Why Ubuntu accesses repositories via http, not https? Is it safe? Infested Wi-Fi router can easily replace an original .deb with a malware unless those .debs are encrypted and/or signed. Modern devices are powerful enough to perform DPI and provide fake .deb files/packets „on the fly“. Should I choose one of the few https mirrors in „Software Sources“?


Plain http is safe for apt to download debs from the Ubuntu repositories.

  • Debs ARE signed. They have been signed since Ubuntu started. They have been signed by Debian for years before that.

The apt+repository system is designed so that https is not required to ensure safe receipt of original debs from repositories. When the signature does not match the package for any reason, apt throws an error and won't install the package.

  • Man-In-The-Middle (MiTM) attacks were considered when the Debian distribution method was created, and that attack vector has been long mitigated using (increasingly long) signatures.

There is certainly nothing wrong with using https, if available. You are welcome to use https sources if you wish.

  • Most mirrors are contributed by volunteer organizations, not controlled by Ubuntu or by Canonical. Many serve content as 'archive.ubuntu.com'. That makes SSL/TLS certificate management --and the associated requirement for private key sharing-- a big ugly problem that no volunteer has stepped forward to solve in two decades of Debian-based distros. You are welcome to help solve it.

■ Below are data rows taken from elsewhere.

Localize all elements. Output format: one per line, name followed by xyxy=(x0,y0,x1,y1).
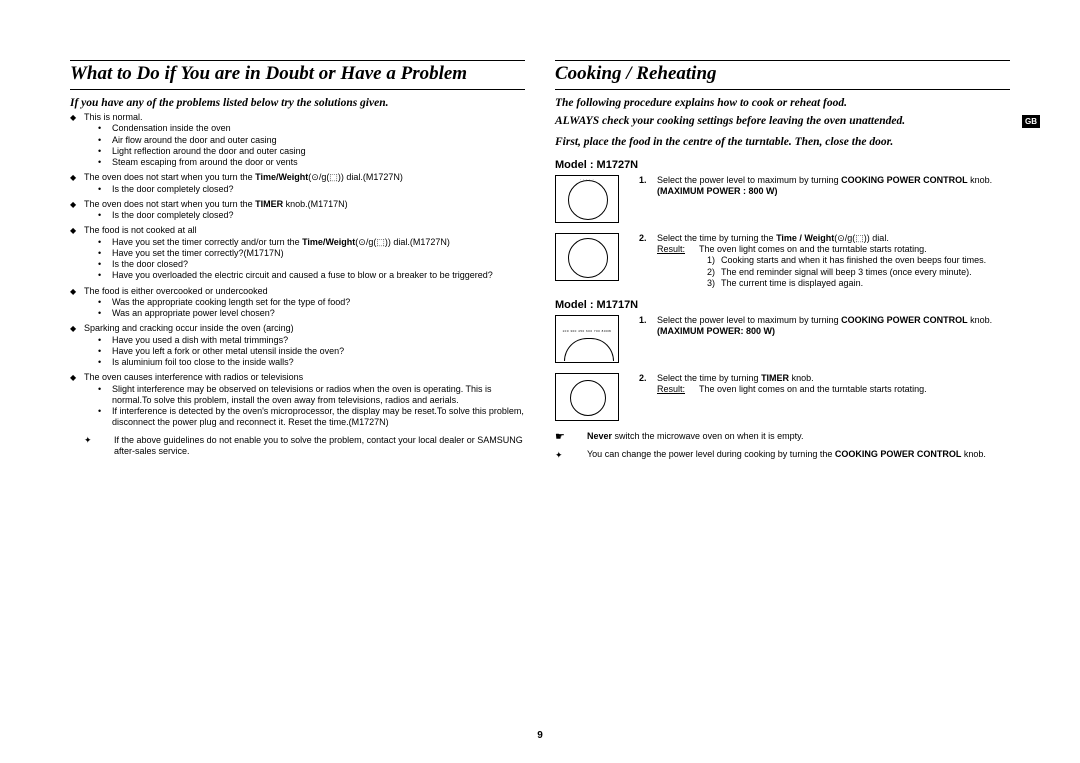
power-dial-icon: · · · · · xyxy=(555,175,619,223)
right-intro-2: ALWAYS check your cooking settings befor… xyxy=(555,114,1010,128)
right-intro-3: First, place the food in the centre of t… xyxy=(555,135,1010,149)
right-intro-1: The following procedure explains how to … xyxy=(555,96,1010,110)
step-text: Select the time by turning TIMER knob. R… xyxy=(657,373,1010,425)
step-number: 1. xyxy=(639,315,657,367)
time-dial-icon xyxy=(555,233,619,281)
left-column: What to Do if You are in Doubt or Have a… xyxy=(70,60,525,463)
step-text: Select the power level to maximum by tur… xyxy=(657,315,1010,367)
language-badge: GB xyxy=(1022,115,1040,128)
footnote-text: If the above guidelines do not enable yo… xyxy=(114,435,525,458)
model-heading-1717: Model : M1717N xyxy=(555,299,1010,311)
step-text: Select the power level to maximum by tur… xyxy=(657,175,1010,227)
two-column-layout: What to Do if You are in Doubt or Have a… xyxy=(70,60,1010,463)
step-number: 2. xyxy=(639,233,657,289)
timer-dial-icon xyxy=(555,373,619,421)
note-change-power: You can change the power level during co… xyxy=(555,449,1010,463)
step-text: Select the time by turning the Time / We… xyxy=(657,233,1010,289)
warning-never-empty: Never switch the microwave oven on when … xyxy=(555,431,1010,445)
left-intro: If you have any of the problems listed b… xyxy=(70,96,525,110)
section-heading-rule: What to Do if You are in Doubt or Have a… xyxy=(70,60,525,90)
m1727-step2: 2. Select the time by turning the Time /… xyxy=(555,233,1010,289)
troubleshooting-list: This is normal.Condensation inside the o… xyxy=(70,112,525,429)
left-title: What to Do if You are in Doubt or Have a… xyxy=(70,63,525,85)
m1717-step2: 2. Select the time by turning TIMER knob… xyxy=(555,373,1010,425)
note-icon xyxy=(84,435,114,458)
step-number: 1. xyxy=(639,175,657,227)
hand-pointer-icon xyxy=(555,431,587,445)
power-scale-icon: 100 300 450 600 700 800W xyxy=(555,315,619,363)
note-icon xyxy=(555,449,587,463)
m1717-step1: 100 300 450 600 700 800W 1. Select the p… xyxy=(555,315,1010,367)
right-title: Cooking / Reheating xyxy=(555,63,1010,85)
footnote-row: If the above guidelines do not enable yo… xyxy=(70,435,525,458)
m1727-step1: · · · · · 1. Select the power level to m… xyxy=(555,175,1010,227)
model-heading-1727: Model : M1727N xyxy=(555,159,1010,171)
right-column: Cooking / Reheating The following proced… xyxy=(555,60,1010,463)
page-number: 9 xyxy=(0,730,1080,741)
step-number: 2. xyxy=(639,373,657,425)
manual-page: GB What to Do if You are in Doubt or Hav… xyxy=(0,0,1080,763)
section-heading-rule: Cooking / Reheating xyxy=(555,60,1010,90)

Naturally, if you can show a successful proof-of-concept MiTM attack against normal apt usage, the Ubuntu Security Team would love to know about your exploit so they can mitigate that.

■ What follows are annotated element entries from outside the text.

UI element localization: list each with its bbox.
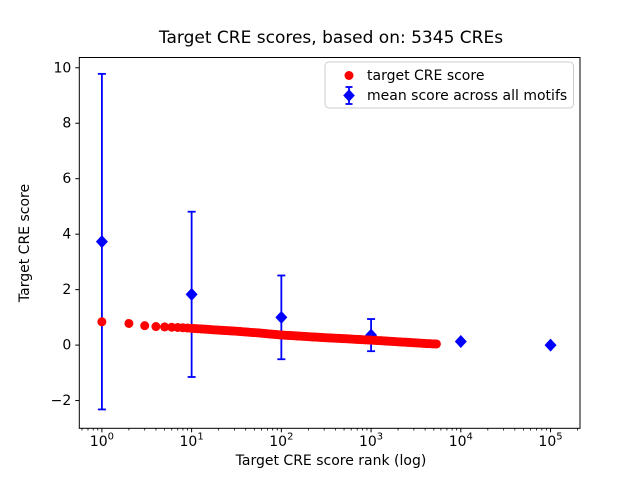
x-tick-label: 103: [359, 432, 383, 451]
target-score-dot: [97, 317, 107, 327]
y-tick-label: 10: [53, 60, 71, 76]
chart-title: Target CRE scores, based on: 5345 CREs: [158, 28, 503, 48]
y-tick-label: 6: [62, 171, 71, 187]
y-tick-label: 4: [62, 227, 71, 243]
plot-area: [79, 57, 581, 429]
target-score-dot: [431, 339, 441, 349]
mean-score-diamond-marker: [185, 287, 198, 301]
target-score-dot: [140, 321, 150, 331]
target-score-dot: [124, 318, 134, 328]
mean-score-diamond-marker: [544, 338, 557, 352]
legend-label-mean-score: mean score across all motifs: [367, 88, 567, 104]
legend-box: [324, 61, 574, 109]
y-axis-label: Target CRE score: [17, 184, 33, 303]
mean-score-diamond-marker: [454, 334, 467, 348]
axis-ticks: 100 101 102 103 104 105 −2 0 2 4 6 8 10: [51, 60, 578, 450]
legend-label-target-score: target CRE score: [367, 68, 484, 84]
target-score-dot: [160, 322, 170, 332]
y-tick-label: −2: [51, 393, 72, 409]
x-tick-label: 101: [180, 432, 204, 451]
x-tick-label: 104: [449, 432, 473, 451]
target-score-series: [97, 317, 441, 349]
x-tick-label: 100: [90, 432, 114, 451]
y-tick-label: 8: [62, 116, 71, 132]
legend: target CRE score mean score across all m…: [324, 61, 574, 109]
target-score-legend-marker-icon: [344, 71, 354, 80]
target-score-dot: [151, 322, 161, 332]
mean-score-diamond-marker: [275, 310, 288, 324]
x-axis-label: Target CRE score rank (log): [235, 453, 427, 469]
x-tick-label: 102: [269, 432, 293, 451]
mean-score-legend-marker-icon: [343, 86, 355, 105]
mean-score-diamond-marker: [95, 235, 108, 249]
y-tick-label: 0: [62, 338, 71, 354]
y-tick-label: 2: [62, 282, 71, 298]
x-tick-label: 105: [538, 432, 562, 451]
axes-spines: [78, 57, 581, 429]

  • "You are welcome to solve it" - yeah that can't be done without Debian and/or Ubuntu issuing the certs and then sharing it with all mirrors - official or unofficial - that serve for the 'archive.ubuntu.com' name - and then you get into a private key sharing problem that is a much larger security concern, and then it becomes a can of worms. Until HTTPS and TLS authentication change their fundamental operational methods for how certificates work (which is unlikely to happen in our lifetimes) there's almost no chance that problem can be 'solved'.
    – Thomas Ward
    Sep 20 at 2:49
  • @ThomasWard completely agree, and edited the mirror bullet. A big ugly problem. But who knows? Perhaps the OP is The Chosen One who can make it work.
    – user535733
    Sep 20 at 2:53
  • HTTP is useful for Squid-deb-proxy operation. Period.
    – N0rbert
    Sep 20 at 7:00
  • So, MiTM can provide a fake .deb file, but it'll be rejected by the system. HTTPS can provide additional encryption, and does not interfere with signatures. That's what I'd hoped to hear.